Nach dem Blackout in Berlin: Warum Pflegeheime dringend Notstrom brauchen

29 Januar, 2026
Hinweis: Dieser Beitrag wurde (teilweise) mit Unterstützung von KI erstellt.

Der Stromausfall in Teilen Berlins im Januar 2026 war ein Weckruf – nicht nur für die Stadt, sondern für ganz Deutschland. Nach einem gezielten Anschlag auf die Energieinfrastruktur waren mehrere Stadtteile tagelang ohne Strom. Besonders betroffen: Kliniken und Pflegeheime. Inmitten des Winters mussten Menschen ohne Heizung, Licht und medizinische Versorgung ausharren. Rettungskräfte evakuierten Pflegebedürftige unter schwierigen Bedingungen. Die Deutsche Stiftung Patientenschutz fordert nun Konsequenzen – und zwar dringend.

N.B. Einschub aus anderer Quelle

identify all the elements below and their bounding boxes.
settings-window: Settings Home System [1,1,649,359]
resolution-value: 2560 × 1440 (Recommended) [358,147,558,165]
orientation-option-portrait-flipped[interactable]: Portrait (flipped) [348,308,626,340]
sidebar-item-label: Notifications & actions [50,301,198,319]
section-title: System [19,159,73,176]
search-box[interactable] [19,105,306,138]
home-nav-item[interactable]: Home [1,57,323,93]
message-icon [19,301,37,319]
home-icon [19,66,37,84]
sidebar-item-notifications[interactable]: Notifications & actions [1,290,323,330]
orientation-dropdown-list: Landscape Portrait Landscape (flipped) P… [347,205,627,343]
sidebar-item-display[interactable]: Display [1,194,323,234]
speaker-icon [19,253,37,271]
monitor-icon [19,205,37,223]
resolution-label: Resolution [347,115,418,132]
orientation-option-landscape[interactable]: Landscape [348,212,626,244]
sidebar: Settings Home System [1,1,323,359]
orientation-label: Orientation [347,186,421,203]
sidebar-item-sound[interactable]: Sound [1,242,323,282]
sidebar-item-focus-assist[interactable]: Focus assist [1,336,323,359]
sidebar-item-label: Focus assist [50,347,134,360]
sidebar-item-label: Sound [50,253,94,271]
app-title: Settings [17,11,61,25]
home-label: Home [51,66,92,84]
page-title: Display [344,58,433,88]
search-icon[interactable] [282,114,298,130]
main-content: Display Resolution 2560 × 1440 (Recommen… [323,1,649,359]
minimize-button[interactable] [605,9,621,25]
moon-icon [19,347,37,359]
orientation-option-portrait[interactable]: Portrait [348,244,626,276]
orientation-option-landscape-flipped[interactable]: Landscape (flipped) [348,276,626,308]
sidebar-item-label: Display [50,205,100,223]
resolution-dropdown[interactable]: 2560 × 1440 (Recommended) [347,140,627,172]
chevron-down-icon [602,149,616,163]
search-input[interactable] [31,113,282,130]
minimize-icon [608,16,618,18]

Pflegeheime: Die vergessene Front der Krisenvorsorge

Während Krankenhäuser gesetzlich verpflichtet sind, eine Notstromversorgung vorzuhalten, gelten für Pflegeheime bislang keine einheitlichen Vorgaben. Dabei leben dort Menschen, die genauso auf medizinische Geräte, Wärme und Betreuung angewiesen sind. Eugen Brysch, Vorstand der Deutschen Stiftung Patientenschutz, bringt es auf den Punkt: „Pflegebedürftige können sich nicht selbst in Sicherheit bringen.“

Die Forderung: Eine gesetzliche Verpflichtung für alle rund 16.000 Pflegeheime in Deutschland, eine Notstromversorgung für mindestens 24 Stunden sicherzustellen. Nur so könnten Katastrophenschutzorganisationen und die Bundeswehr im Ernstfall eine externe Stromversorgung aufbauen.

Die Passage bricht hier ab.